BBB seminar: Di Jiang
Genetic and cell biology study of morphogenesis using ascidian notochord as a model system
Sars International Center for Marine Molecular Biology, Bergen
Our laboratory is interested in how differentiated cells are organized into complex tissues and organs, and how this process evolves. The ascidian notochord provides an elegant system for studying this process. In contrast to the vertebrate notochord, which consists of thousands of still dividing cells whose positions and movements during development are difficult to trace, ascidian notochord has only 40 cells, which are post-mitotic at the beginning of morphogenesis. During a process called convergence/extension (C/E), a four by ten sheet of differentiated notochord cells are organized into a single column of 40-stacked cells. Following C/E, notochord development continues as individual cells elongate and vacuolize along the anterior/posterior (A/P) axis. Finally, these vacuoles fuse to form a tube that runs the length of the larval tail.

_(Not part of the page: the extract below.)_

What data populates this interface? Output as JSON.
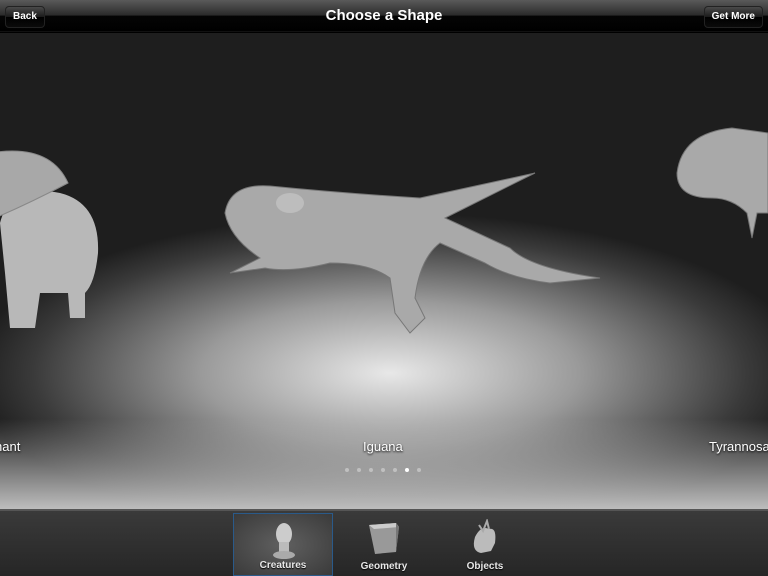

Analysis of a natural mutant ( aimless ) that carries a mutation in ascidian planar cell polarity (PCP) gene prickle demonstrates an essential role for prickle in C/E movement. This work has lead to the discovery of an A/P polarity in individual notochord cells, evidenced by the anterior localization of prickle and strabismus. With the use of aimless mutant, we show a requirement of prickle for the A/P polarity of notochord cells. These findings reveal that the PCP pathway not only operates along the medial/lateral (M/L) axis during C/E, but also regulates notochord morphogenesis along the A/P axis at the elongation phase. The simple morphogenesis of the ascidian embryos, particularly of the notochord, has allowed us to advance our understanding of the role of the PCP pathway in chordate development.
Our recent studies demonstrate that ascidian notochord cells can be viewed as a series of modified epithelial cells with defined polarities. During the morphogenetic movement subsequent to C/E, these cells undergo dramatic cell shape changes, nevertheless the same topological configuration is maintained. The transformation of notochord, from a solid rod of cells tandemly arrayed into a hollow tube, is similar to the tube formation seen, for example, in vasculogenesis. How different molecules and subcellular apparatus within these epithelial-like cells drive and/or accommodate the reshaping of notochord is the central question being addressed in our laboratory.